Victoire pour les Modeluxe
Correspondant
Rouge N° 2179, 03/11/2006
Lundi 30 octobre, le préfet de l’Essonne a annoncé qu’il s’engageait à régulariser les dix-huit ouvriers sans papiers de Modeluxe, blanchisserie industrielle de Chilly-Mazarin. Cette victoire revient pleinement aux 160 travailleurs de l’entreprise, à leur lutte, à leur solidarité, à leur ténacité à affirmer leurs droits et leur dignité face au mépris de la direction de l’entreprise et de la préfecture.
Jusqu’à présent, le préfet n’acceptait que la régularisation de quatre des 22 ouvriers sans papiers. Le préfet ne voulait pas accepter que « le fait d’avoir travaillé puisse ouvrir le droit à un titre de séjour » aux 22 salariés sans papiers concernés. D’après lui, les ouvriers sans papiers avaient abusé de la confiance de Modeluxe ! Argument cynique, quand on sait que c’est bien la direction de la blanchisserie qui pratique depuis des années l’embauche de sans-papiers qu’elle exploite sans vergogne, avec des salaires de misère, au-dessous de 1 000 euros, dans des conditions de travail et avec des cadences inacceptables. Depuis 2004, la préfecture a laissé faire, sans leur accorder de titre de séjour. Alors que Modeluxe voulait les licencier, elle refusait de les régulariser et les menaçait d’expulsion.

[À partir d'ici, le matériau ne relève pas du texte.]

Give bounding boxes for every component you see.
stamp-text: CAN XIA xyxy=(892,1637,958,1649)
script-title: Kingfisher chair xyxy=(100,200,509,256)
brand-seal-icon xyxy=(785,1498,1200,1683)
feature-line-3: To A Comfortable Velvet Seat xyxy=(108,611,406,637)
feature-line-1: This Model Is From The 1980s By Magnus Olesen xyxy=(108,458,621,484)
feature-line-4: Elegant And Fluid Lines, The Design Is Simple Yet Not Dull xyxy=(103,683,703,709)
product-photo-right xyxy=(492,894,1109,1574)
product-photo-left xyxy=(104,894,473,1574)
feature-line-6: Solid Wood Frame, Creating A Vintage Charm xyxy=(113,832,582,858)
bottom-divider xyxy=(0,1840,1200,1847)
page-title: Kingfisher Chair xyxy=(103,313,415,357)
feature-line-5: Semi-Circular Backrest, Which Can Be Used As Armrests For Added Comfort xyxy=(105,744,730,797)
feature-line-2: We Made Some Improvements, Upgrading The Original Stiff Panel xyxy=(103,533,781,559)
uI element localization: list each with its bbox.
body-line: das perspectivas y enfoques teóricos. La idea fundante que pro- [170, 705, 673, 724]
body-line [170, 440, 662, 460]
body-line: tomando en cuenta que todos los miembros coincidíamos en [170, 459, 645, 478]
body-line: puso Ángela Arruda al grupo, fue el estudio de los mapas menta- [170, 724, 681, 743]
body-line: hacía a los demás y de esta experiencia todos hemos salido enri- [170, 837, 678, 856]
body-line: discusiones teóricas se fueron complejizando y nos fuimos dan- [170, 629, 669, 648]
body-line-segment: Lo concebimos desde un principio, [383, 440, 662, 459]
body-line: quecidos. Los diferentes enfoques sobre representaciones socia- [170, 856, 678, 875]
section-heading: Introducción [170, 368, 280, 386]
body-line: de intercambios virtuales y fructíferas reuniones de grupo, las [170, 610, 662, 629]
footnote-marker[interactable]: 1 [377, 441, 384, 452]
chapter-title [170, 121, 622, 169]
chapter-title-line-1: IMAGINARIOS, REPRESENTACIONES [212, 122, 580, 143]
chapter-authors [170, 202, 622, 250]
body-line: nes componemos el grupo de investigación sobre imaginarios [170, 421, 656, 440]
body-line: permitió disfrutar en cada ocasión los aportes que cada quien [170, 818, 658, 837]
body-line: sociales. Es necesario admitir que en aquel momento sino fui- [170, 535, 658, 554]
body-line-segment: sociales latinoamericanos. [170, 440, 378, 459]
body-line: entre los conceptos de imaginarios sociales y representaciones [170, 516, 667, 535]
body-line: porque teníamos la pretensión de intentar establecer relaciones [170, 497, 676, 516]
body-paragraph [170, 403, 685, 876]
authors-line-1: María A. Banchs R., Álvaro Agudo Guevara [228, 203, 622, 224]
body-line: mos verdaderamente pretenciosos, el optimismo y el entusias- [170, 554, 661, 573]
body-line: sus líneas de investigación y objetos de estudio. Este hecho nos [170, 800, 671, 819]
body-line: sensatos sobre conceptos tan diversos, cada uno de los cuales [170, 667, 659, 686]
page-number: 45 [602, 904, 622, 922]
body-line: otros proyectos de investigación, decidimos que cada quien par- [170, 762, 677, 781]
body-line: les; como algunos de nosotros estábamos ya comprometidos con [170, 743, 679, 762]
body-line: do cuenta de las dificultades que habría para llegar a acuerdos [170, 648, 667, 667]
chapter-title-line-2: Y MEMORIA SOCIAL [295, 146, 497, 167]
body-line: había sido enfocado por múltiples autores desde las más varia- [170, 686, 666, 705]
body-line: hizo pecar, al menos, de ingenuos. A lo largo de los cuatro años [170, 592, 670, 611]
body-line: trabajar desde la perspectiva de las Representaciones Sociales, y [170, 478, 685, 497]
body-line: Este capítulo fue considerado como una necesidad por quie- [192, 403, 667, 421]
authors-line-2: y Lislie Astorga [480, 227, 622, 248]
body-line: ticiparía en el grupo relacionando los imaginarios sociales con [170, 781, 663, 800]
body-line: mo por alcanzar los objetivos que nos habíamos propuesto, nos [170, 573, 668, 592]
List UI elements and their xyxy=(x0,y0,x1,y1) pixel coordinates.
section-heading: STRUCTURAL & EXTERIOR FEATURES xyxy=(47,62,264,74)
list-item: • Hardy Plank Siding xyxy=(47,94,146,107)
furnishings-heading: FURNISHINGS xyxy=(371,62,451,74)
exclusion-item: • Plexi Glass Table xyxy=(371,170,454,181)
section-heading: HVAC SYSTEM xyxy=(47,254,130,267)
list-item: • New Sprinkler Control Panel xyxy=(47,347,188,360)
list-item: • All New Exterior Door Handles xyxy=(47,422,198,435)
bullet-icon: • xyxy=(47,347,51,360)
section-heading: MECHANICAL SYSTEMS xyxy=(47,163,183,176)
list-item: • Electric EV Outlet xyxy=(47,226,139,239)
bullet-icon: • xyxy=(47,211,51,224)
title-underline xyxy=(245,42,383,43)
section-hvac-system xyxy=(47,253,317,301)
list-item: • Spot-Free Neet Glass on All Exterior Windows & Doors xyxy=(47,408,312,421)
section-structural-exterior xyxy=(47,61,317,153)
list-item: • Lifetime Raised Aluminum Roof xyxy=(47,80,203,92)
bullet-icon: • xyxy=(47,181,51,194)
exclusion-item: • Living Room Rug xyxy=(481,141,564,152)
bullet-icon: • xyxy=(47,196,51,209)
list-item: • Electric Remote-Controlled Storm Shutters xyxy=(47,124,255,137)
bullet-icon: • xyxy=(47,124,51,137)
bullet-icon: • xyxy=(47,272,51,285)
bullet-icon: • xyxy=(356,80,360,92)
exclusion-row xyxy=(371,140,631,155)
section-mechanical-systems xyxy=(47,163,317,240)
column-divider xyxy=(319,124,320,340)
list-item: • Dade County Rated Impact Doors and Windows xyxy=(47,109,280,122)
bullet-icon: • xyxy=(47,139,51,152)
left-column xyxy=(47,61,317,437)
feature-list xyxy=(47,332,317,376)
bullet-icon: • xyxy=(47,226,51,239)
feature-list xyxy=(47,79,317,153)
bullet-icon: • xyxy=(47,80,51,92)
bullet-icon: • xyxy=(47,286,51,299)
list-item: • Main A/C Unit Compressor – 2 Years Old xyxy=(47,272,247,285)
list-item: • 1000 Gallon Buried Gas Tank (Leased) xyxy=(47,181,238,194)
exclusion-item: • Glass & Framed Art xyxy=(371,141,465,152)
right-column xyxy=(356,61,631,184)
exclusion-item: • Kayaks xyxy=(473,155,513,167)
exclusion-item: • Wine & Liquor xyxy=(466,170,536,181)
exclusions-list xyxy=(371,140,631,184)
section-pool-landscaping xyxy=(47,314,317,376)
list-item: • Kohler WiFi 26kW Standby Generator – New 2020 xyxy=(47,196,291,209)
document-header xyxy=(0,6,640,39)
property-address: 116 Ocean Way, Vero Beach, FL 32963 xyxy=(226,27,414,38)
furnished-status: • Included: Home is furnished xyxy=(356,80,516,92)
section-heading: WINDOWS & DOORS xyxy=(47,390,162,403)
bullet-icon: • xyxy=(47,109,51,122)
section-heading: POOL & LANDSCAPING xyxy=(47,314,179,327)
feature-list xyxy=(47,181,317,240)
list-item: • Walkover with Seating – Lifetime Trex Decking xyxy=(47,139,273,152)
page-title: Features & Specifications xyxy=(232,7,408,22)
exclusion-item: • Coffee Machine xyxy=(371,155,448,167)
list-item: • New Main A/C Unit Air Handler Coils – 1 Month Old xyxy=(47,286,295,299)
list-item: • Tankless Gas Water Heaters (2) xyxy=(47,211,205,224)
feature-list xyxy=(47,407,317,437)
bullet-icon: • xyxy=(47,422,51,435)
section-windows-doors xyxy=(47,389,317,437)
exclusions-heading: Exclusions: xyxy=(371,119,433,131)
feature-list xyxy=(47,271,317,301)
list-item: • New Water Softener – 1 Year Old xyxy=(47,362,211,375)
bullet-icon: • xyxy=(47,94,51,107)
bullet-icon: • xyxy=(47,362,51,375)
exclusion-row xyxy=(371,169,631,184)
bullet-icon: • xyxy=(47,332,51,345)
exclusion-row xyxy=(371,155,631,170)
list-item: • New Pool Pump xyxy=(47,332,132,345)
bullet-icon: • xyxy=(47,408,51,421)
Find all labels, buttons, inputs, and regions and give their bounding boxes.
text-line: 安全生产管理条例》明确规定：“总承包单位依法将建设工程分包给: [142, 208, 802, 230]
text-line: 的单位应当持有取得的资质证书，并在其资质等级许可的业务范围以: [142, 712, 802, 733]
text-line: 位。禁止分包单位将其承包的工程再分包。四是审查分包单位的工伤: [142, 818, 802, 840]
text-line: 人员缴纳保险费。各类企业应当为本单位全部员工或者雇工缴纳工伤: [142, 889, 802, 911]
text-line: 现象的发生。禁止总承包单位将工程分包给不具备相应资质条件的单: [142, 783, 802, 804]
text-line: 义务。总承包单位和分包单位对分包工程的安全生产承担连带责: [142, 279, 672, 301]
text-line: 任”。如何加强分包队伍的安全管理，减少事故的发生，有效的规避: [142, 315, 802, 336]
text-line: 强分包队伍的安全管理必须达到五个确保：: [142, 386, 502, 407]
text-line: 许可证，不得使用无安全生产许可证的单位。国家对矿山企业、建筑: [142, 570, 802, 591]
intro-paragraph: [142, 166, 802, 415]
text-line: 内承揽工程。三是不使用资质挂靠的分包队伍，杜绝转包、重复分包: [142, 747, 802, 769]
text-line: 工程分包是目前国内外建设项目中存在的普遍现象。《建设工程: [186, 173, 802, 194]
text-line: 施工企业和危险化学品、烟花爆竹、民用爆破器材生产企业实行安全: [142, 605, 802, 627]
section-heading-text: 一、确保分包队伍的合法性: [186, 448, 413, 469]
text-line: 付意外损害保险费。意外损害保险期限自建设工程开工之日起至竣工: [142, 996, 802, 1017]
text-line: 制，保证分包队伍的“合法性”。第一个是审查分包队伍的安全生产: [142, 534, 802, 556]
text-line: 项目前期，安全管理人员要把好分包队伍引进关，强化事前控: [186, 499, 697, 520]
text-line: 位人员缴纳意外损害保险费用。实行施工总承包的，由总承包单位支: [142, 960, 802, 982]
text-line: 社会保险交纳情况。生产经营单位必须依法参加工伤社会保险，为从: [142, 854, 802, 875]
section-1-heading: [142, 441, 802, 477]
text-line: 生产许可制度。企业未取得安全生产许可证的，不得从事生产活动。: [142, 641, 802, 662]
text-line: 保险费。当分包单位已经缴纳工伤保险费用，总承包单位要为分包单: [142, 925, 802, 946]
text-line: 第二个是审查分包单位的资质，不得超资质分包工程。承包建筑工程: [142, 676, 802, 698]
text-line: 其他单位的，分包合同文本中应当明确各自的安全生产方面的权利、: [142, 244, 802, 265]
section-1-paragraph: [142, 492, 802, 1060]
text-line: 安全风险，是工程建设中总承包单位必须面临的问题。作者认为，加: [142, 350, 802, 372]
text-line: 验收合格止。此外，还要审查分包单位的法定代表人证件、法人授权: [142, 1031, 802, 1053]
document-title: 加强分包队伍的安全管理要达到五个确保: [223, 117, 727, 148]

La lutte des travailleurs de Modeluxe et la solidarité ont eu raison de l’obstination du préfet, soucieux d’appliquer les directives de Sarkozy. Cette victoire en appelle une autre : que le groupe Sunlight, propriétaire de Modeluxe, annule la procédure de licenciement qu’il a engagée contre les dix-huit travailleurs sans papiers.